In the classic book Influence, Robert Cialdini outlines six principles(reciprocation, liking, social proof, authority, scarcity and consistency) that represent psychological universals in persuasion. In general, all these persuasive techniques exploit people’s heuristics. The proliferation of information in this digital age means people need to rely more on heuristics than ever before. This has broad and deep consequences.

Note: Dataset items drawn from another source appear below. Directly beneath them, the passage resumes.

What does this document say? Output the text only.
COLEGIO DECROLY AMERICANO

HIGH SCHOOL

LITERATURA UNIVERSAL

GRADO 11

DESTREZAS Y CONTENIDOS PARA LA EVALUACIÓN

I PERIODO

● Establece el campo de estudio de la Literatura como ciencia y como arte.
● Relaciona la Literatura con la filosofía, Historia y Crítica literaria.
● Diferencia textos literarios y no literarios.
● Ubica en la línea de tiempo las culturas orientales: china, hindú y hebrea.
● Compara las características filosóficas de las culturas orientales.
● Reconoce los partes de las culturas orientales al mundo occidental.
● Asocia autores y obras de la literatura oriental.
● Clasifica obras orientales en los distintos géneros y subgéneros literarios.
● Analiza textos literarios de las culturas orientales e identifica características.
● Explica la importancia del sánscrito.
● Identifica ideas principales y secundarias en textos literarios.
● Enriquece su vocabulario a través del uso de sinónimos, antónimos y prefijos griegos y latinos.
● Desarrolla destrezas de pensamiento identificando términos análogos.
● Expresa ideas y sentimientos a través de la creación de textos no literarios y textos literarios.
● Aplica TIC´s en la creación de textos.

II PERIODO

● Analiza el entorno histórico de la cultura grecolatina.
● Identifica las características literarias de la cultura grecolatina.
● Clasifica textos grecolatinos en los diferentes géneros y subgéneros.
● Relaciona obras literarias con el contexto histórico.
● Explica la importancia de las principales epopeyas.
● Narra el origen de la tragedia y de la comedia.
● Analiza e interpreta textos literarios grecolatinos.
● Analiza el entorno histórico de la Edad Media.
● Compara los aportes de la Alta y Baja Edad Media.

Because technology can evolve much faster than we can, our natural capacity to process information is likely to be increasingly inadequate to handle the surfeit of change, choice, and challenge that is characteristic of modern life. More and more frequently we will find ourselves in the position of the lower animals, – with a mental apparatus that is unequipped to deal thoroughly with the intricacy and richness of the outside environment. “ ­ Influence

One of the thirteen laws of Data Smog outlined by David Shena is Cialdini’s Law: Though culture moves much more swiftly than evolution, it cannot change the pace of evolution. This of course leads to a dangerous situation, where the unwary can be tricked into making dumb decisions. Worse yet are the broader societal consequences.

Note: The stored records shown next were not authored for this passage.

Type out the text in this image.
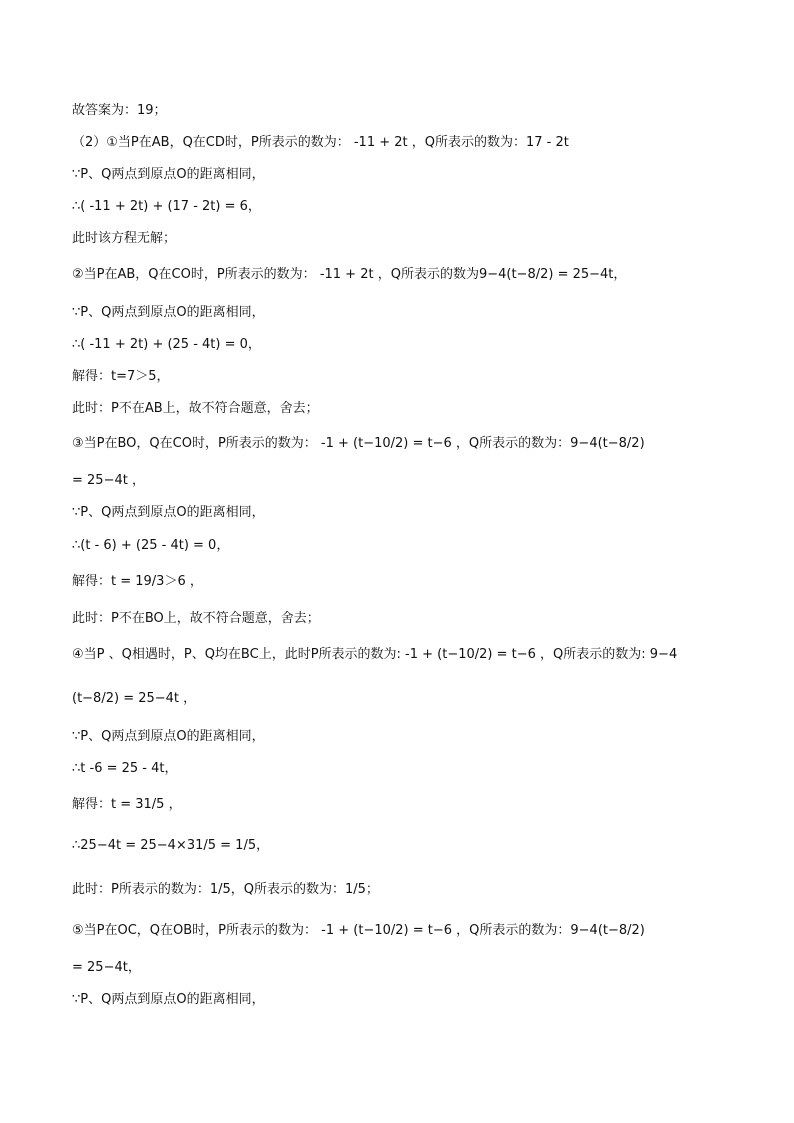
故答案为：19；
（2）①当P在AB，Q在CD时，P所表示的数为： -11 + 2t ，Q所表示的数为：17 - 2t
∵P、Q两点到原点O的距离相同，
∴( -11 + 2t) + (17 - 2t) = 6，
此时该方程无解；
②当P在AB，Q在CO时，P所表示的数为： -11 + 2t ，Q所表示的数为9−4(t−8/2) = 25−4t，
∵P、Q两点到原点O的距离相同，
∴( -11 + 2t) + (25 - 4t) = 0，
解得：t=7＞5，
此时：P不在AB上，故不符合题意，舍去；
③当P在BO，Q在CO时，P所表示的数为： -1 + (t−10/2) = t−6 ，Q所表示的数为：9−4(t−8/2)
= 25−4t ，
∵P、Q两点到原点O的距离相同，
∴(t - 6) + (25 - 4t) = 0，
解得：t = 19/3＞6 ，
此时：P不在BO上，故不符合题意，舍去；
④当P 、Q相遇时，P、Q均在BC上，此时P所表示的数为: -1 + (t−10/2) = t−6 ，Q所表示的数为: 9−4
(t−8/2) = 25−4t ，
∵P、Q两点到原点O的距离相同，
∴t -6 = 25 - 4t，
解得：t = 31/5 ，
∴25−4t = 25−4×31/5 = 1/5，
此时：P所表示的数为：1/5，Q所表示的数为：1/5；
⑤当P在OC，Q在OB时，P所表示的数为： -1 + (t−10/2) = t−6 ，Q所表示的数为：9−4(t−8/2)
= 25−4t，
∵P、Q两点到原点O的距离相同，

In the electronic age, a good lie well-told can zip around th world and back in a matter of seconds while the truth is trapped, buried under a filing cabinet full of statistics.”Data Smog

Cialdini’s follow up book, Pre-Suasion discusses how persuasiveness can be enhanced by carefully crafting what is done and said before making a request. Information overload also makes people more susceptible to the “presuasive“ techniques:

“…(1)what is more accessible in the mind becomes more probable in action, and (2)accessibility is influenced by the informational cues around us, and our raw associations to them….

In addition to its time-challenged character, other aspects of modern life undermine our ability (and motivation) to think in a fully reasoned way about even important decisions. The sheer amount of information today can be overwhelming- its complexity befuddling, its relentlessness depleting, its range distracting, and its prospects agitating. Couple those culprits with with the concentration-disrupting alerts of devices nearly everyone now carries to deliver that input, and careful assessments role as a ready decision-making corrective becomes sorely diminished. Thus a communicator who channels attention to a particular concept in order to heighten audience receptivity to a forthcoming message- via the focus-based, automatic, crudely associative mechanisms of pre-suasion- won’t have to worry much about the tactics being defeated by deliberation. The calvary of deep analysis will rarely arrive to reverse the outcome because it will rarely be summoned.”Pre-Suasion

Summon the calvalry of deep analysis

What can one do about this?” Hueristics are necessary to function in the modern world, but they must be examined from time to time. The calvary of deep analysis must be summoned for big decisions. Cialdini also recommends forceful counters assault. Recognize the tricks being employed are often enough to blunt their force, but in other cases it may be necessary to aggressively fight against the tricks. These books are a great place to start.